Note that your actual results may be different, and you may see different alerts.

Reviewing Fairness and Explainability

Click the arrow next to the Fairness monitor to review the fairness results further.
In this case, no bias was detected in the GENDER feature.
Click the Monitored attribute option and change it to the AGE feature.

Info

In this case, a potential bias was found in the model against people in the first age group. Note that the thresholds we set in our monitors are key to decide when OpenScale is going to trigger alerts.
Click the View payload transactions button.
These are the transactions that were evaluated. Choose one and click Explain prediction. In this example, we'll choose one with individual bias detected.
This graph explains how much each feature impacted the decision.

Go to tab Inspect.
In this section you can investigate how features should change for the prediction outcome to change. In the example below, this customer is predicted to churn (Predicted Outcom is T = True). Click Run analysis.
In this case, the STATUS feature should change from 'M' to 'S' for the model to predict no-churn instead of churn.
You can also investigate what the prediction would be if a specific feature changes to another value. For example, let's change the AGE from 46 to 18. Then, click Score new values to check what would be predicted in that case:
The prediction would change to no-churn in that case, with a confidence of 60%.

Reviewing Drift

Go back to your deployment by clicking its name in the breadcrumb menu.
Go to the Evaluations tab then click the arrow in the Drift v2 section to open the drift test details.
Review the charts in this page.

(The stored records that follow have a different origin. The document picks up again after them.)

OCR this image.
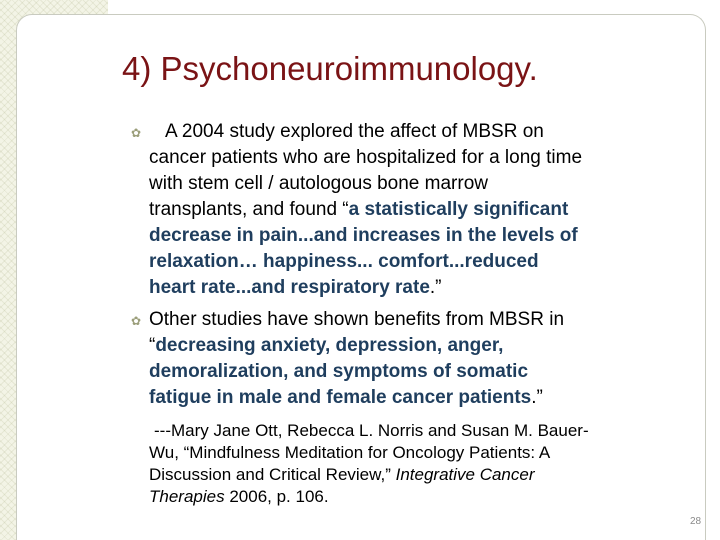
4) Psychoneuroimmunology.
✿ A 2004 study explored the affect of MBSR on
cancer patients who are hospitalized for a long time
with stem cell / autologous bone marrow
transplants, and found “a statistically significant
decrease in pain...and increases in the levels of
relaxation… happiness... comfort...reduced
heart rate...and respiratory rate.”
✿ Other studies have shown benefits from MBSR in
“decreasing anxiety, depression, anger,
demoralization, and symptoms of somatic
fatigue in male and female cancer patients.”
---Mary Jane Ott, Rebecca L. Norris and Susan M. Bauer-
Wu, “Mindfulness Meditation for Oncology Patients: A
Discussion and Critical Review,” Integrative Cancer
Therapies 2006, p. 106.
28
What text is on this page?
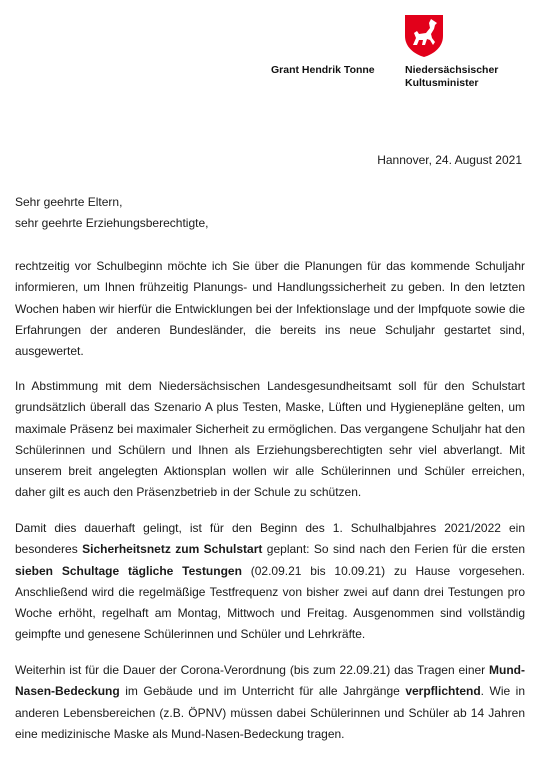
Grant Hendrik Tonne	Niedersächsischer
Kultusminister
Hannover, 24. August 2021
Sehr geehrte Eltern,
sehr geehrte Erziehungsberechtigte,
rechtzeitig vor Schulbeginn möchte ich Sie über die Planungen für das kommende Schuljahr informieren, um Ihnen frühzeitig Planungs- und Handlungssicherheit zu geben. In den letzten Wochen haben wir hierfür die Entwicklungen bei der Infektionslage und der Impfquote sowie die Erfahrungen der anderen Bundesländer, die bereits ins neue Schuljahr gestartet sind, ausgewertet.
In Abstimmung mit dem Niedersächsischen Landesgesundheitsamt soll für den Schulstart grundsätzlich überall das Szenario A plus Testen, Maske, Lüften und Hygienepläne gelten, um maximale Präsenz bei maximaler Sicherheit zu ermöglichen. Das vergangene Schuljahr hat den Schülerinnen und Schülern und Ihnen als Erziehungsberechtigten sehr viel abverlangt. Mit unserem breit angelegten Aktionsplan wollen wir alle Schülerinnen und Schüler erreichen, daher gilt es auch den Präsenzbetrieb in der Schule zu schützen.
Damit dies dauerhaft gelingt, ist für den Beginn des 1. Schulhalbjahres 2021/2022 ein besonderes Sicherheitsnetz zum Schulstart geplant: So sind nach den Ferien für die ersten sieben Schultage tägliche Testungen (02.09.21 bis 10.09.21) zu Hause vorgesehen. Anschließend wird die regelmäßige Testfrequenz von bisher zwei auf dann drei Testungen pro Woche erhöht, regelhaft am Montag, Mittwoch und Freitag. Ausgenommen sind vollständig geimpfte und genesene Schülerinnen und Schüler und Lehrkräfte.
Weiterhin ist für die Dauer der Corona-Verordnung (bis zum 22.09.21) das Tragen einer Mund-Nasen-Bedeckung im Gebäude und im Unterricht für alle Jahrgänge verpflichtend. Wie in anderen Lebensbereichen (z.B. ÖPNV) müssen dabei Schülerinnen und Schüler ab 14 Jahren eine medizinische Maske als Mund-Nasen-Bedeckung tragen.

First, History chart.

Info

This graph shows how the drift for the prediction (output drift), the incoming/evaluation data (feature drift), and the model quality has evolved in time. Only one evaluation was run in this case.
Scroll down to the Output drift chart. Note that you can see drift charts for each predicted outcome by using the dropdown option:

Info

This graph shows how the prediction of the model has drifted from the training data to the input/evaluation data.

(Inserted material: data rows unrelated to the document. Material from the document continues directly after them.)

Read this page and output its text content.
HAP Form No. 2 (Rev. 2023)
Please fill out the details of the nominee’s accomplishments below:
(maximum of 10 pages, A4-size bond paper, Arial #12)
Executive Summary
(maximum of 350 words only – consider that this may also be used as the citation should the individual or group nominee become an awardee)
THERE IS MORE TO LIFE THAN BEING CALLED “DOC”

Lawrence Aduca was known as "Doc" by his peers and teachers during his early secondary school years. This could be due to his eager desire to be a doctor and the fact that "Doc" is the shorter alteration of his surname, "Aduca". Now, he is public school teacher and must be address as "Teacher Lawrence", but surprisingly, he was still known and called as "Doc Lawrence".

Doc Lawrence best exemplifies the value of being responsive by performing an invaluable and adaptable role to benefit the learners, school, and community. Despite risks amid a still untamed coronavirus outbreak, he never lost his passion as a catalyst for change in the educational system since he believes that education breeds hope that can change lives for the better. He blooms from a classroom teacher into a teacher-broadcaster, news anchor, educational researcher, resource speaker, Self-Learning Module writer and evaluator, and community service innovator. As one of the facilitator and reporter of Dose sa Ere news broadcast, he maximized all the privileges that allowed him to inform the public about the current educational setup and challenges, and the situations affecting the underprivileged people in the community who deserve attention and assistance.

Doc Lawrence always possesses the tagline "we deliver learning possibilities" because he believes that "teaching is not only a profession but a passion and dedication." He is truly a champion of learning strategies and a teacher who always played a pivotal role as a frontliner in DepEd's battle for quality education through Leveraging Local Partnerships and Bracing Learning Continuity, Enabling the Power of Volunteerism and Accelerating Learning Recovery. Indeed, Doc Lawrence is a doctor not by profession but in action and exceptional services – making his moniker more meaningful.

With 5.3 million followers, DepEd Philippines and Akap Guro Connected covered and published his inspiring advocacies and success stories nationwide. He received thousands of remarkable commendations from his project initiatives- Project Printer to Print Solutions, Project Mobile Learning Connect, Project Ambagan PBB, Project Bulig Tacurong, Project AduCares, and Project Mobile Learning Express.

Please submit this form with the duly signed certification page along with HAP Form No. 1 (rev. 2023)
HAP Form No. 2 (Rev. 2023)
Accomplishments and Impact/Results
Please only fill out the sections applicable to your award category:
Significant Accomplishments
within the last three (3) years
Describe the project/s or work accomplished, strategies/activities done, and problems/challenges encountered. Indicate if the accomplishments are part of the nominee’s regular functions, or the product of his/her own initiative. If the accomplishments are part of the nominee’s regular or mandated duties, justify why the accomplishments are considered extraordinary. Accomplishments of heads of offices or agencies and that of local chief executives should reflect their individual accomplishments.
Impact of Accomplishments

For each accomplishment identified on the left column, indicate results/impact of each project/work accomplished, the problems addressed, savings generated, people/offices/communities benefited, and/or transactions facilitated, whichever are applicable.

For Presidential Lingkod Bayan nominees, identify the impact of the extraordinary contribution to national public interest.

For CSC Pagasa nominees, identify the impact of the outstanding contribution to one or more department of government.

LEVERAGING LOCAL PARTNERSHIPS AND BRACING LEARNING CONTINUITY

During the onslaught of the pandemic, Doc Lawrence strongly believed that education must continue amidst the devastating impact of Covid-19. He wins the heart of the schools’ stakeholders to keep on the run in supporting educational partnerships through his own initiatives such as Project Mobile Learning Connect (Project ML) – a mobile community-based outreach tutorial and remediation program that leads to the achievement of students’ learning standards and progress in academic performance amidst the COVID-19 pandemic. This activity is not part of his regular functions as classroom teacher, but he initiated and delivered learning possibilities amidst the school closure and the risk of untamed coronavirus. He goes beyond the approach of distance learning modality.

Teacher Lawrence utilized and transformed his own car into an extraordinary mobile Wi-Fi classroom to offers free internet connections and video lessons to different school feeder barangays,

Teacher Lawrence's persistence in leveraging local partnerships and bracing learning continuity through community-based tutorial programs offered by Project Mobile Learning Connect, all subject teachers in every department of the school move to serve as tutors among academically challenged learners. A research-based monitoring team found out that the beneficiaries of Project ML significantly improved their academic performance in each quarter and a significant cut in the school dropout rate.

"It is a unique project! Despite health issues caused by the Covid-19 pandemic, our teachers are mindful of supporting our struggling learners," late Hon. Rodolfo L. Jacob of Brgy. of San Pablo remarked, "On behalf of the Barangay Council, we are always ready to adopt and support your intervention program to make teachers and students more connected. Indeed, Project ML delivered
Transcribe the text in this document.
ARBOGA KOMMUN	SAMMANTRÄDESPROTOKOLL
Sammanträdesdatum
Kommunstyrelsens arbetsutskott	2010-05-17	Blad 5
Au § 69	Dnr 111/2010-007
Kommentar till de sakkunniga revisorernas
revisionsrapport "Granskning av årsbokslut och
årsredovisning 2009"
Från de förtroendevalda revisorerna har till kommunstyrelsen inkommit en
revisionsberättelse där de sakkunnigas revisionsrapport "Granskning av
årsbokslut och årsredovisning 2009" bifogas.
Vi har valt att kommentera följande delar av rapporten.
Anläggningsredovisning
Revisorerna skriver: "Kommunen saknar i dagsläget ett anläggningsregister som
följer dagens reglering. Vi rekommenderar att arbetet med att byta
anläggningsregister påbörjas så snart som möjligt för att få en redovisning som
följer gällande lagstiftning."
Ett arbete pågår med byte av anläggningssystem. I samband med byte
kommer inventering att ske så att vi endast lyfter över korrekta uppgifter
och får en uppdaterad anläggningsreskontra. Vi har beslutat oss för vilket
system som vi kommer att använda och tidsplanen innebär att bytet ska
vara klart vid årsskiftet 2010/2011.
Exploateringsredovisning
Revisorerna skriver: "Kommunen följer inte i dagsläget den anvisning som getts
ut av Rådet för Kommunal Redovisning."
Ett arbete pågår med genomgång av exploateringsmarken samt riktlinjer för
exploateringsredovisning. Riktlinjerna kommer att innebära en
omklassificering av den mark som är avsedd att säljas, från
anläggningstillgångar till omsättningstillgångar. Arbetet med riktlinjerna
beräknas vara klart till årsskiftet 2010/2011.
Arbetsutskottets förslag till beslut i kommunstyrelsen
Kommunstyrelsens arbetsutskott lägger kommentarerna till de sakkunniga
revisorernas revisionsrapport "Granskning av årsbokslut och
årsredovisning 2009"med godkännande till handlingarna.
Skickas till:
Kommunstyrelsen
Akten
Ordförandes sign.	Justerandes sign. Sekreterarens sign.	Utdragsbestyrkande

In this case, we have a drift issue. We can investigate it further using the following graphs.
Scroll down to the Feature drift chart.

Info

This graph shows how the input/evaluated data has changed incomparison with the data that was used to train the model. This is useful to get an idea on which changes in data may have affected the model prediction accuracy, reducing analysis and investigation time.

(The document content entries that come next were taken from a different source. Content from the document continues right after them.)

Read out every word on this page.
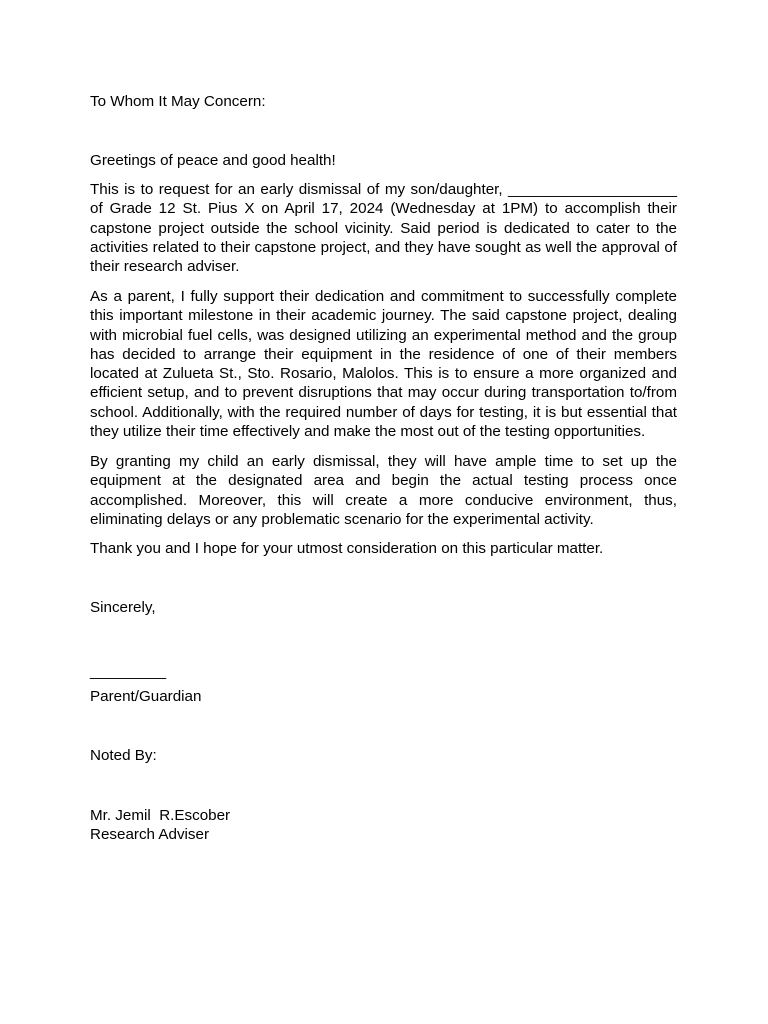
To Whom It May Concern:
Greetings of peace and good health!
This is to request for an early dismissal of my son/daughter, ____________________ of Grade 12 St. Pius X on April 17, 2024 (Wednesday at 1PM) to accomplish their capstone project outside the school vicinity. Said period is dedicated to cater to the activities related to their capstone project, and they have sought as well the approval of their research adviser.
As a parent, I fully support their dedication and commitment to successfully complete this important milestone in their academic journey. The said capstone project, dealing with microbial fuel cells, was designed utilizing an experimental method and the group has decided to arrange their equipment in the residence of one of their members located at Zulueta St., Sto. Rosario, Malolos. This is to ensure a more organized and efficient setup, and to prevent disruptions that may occur during transportation to/from school. Additionally, with the required number of days for testing, it is but essential that they utilize their time effectively and make the most out of the testing opportunities.
By granting my child an early dismissal, they will have ample time to set up the equipment at the designated area and begin the actual testing process once accomplished. Moreover, this will create a more conducive environment, thus, eliminating delays or any problematic scenario for the experimental activity.
Thank you and I hope for your utmost consideration on this particular matter.
Sincerely,
_________
Parent/Guardian
Noted By:
Mr. Jemil  R.Escober
Research Adviser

In this example, the feature LOCAL has significant changes.
Scroll down to the following charts.

Info

For each feature with drift, the amount of changes for each range of values is shown. Besides, the evolution this feature's drift over time is shown in the second graph.

Tracking the model monitoring

Go to the AI use cases menu.
Open your use case.
Go to the Lifecycle tab. Note that the AI Use Case has advanced from Testing to the Validation phase. The red icon shows that there are issues in the AI Monitors of this model. Clicking the red icon shows which monitors have issues.
Click the deployment name to open the details of the monitoring:
Take your time to review the results included in this phase.

Info

You've reached the end of this lab.